グランプリはピエール・フォルデ監督の『めくらやなぎと眠る女』となった。村上春樹の6つの短編を独自の解釈でひとつの長編作品として再構成した意欲作であった。押井守監督は本作を「一見すると非常に地味なスタイルなんですけども、現代文学を表現する最適のスタイル」と讃え、3人の審査員の意見が一致した唯一の作品でもあると受賞理由を説明した。
フォルデ監督は授賞式が本作のフランス公開日と重なったことから来日が叶わなかったが、ビデオメッセージにて「新潟にいらっしゃる皆様、審査員の皆様、改めてありがとうございます、光栄です」と喜びの声を伝えた。

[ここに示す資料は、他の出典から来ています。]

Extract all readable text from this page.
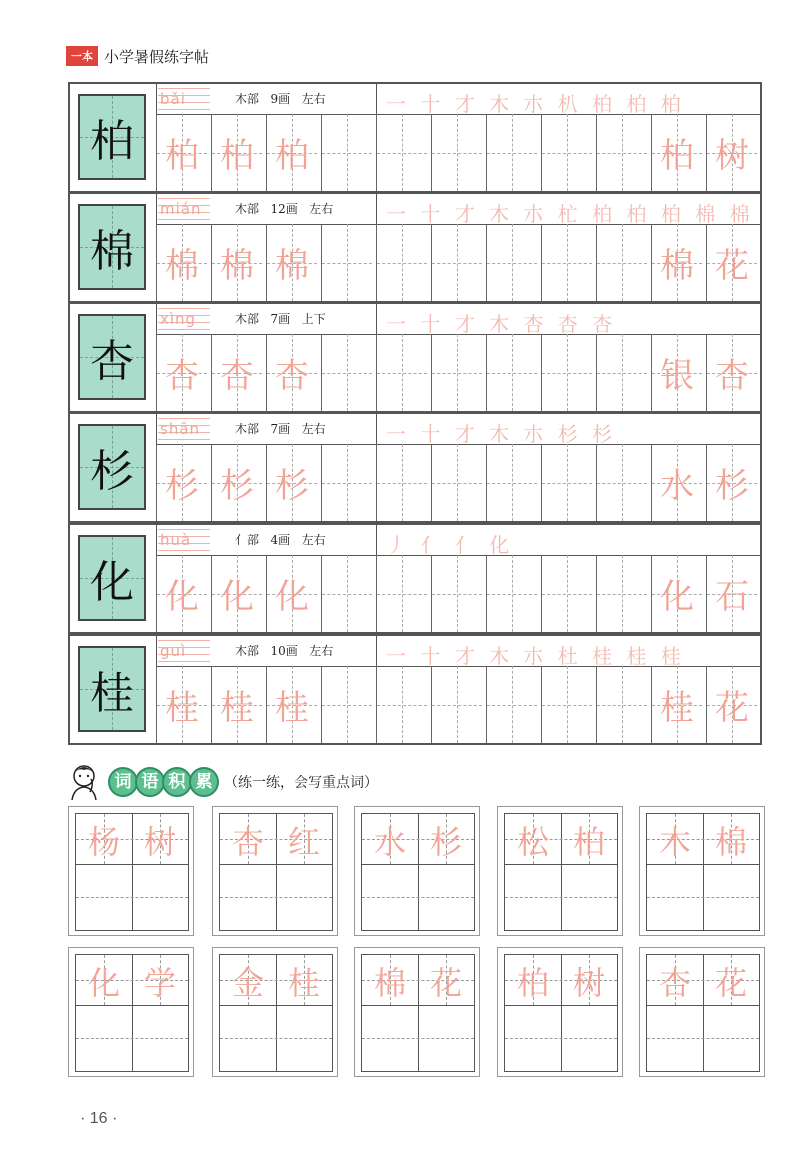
一本 小学暑假练字帖
柏
bǎi	木部 9画 左右	一 十 才 木 朩 朳 柏 柏 柏
柏 柏 柏	柏 树
棉
mián	木部 12画 左右	一 十 才 木 朩 杧 柏 柏 柏 棉 棉
棉 棉 棉	棉 花
杏
xìng	木部 7画 上下	一 十 才 木 杏 杏 杏
杏 杏 杏	银 杏
杉
shān	木部 7画 左右	一 十 才 木 朩 杉 杉
杉 杉 杉	水 杉
化
huà	亻部 4画 左右	丿 亻 亻 化
化 化 化	化 石
桂
guì	木部 10画 左右	一 十 才 木 朩 杜 桂 桂 桂
桂 桂 桂	桂 花
词 语 积 累 （练一练，会写重点词）
杨 树	杏 红	水 杉	松 柏	木 棉
化 学	金 桂	棉 花	柏 树	杏 花
· 16 ·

残りの受賞3作品は、奨励賞(Honorable Mention)が日本作品から『劇場版「ヴァンパイア・イン・ザ・ガーデン」』(監督:牧原亮太郎)。さらに傾奇賞(かぶく)賞にアルジェリアの『カムサ – 忘却の井戸』(監督:ヴィノム)が、境界賞はオランダ/フランスの『四つの悪夢』(監督:ロスト)が受賞した。
これらの3つの賞は審査の過程の中で、当初予定していた監督賞・脚本賞・美術賞などをひっくり返した生まれたユニークなアワードである。審査委員長である押井氏は、「アニメーションの表現は、本来からして多様なものなんです。その作品にフィットしたスタイルというものが必ず存在する。今回は作品の主旨をそれに一番適合したスタイルが存在するかどうか、通常の映画祭の審査とはやや異なる審査基準で決定しました。グランプリを除いた3つの賞を審査員が協議して新たに作り出した」と説明する。
つまり賞に合わせて作品を選ぶのでなく、作品に合わせて賞を生まれるとの発想だ。始まって間もない映画祭ならではの柔軟さと言える。
映画祭は2024年も同じ時期に第2回の開催を予定しているという。手探り状態であった第1回の経験が、第2回にどのようにつながるかが今後の鍵になるだろう。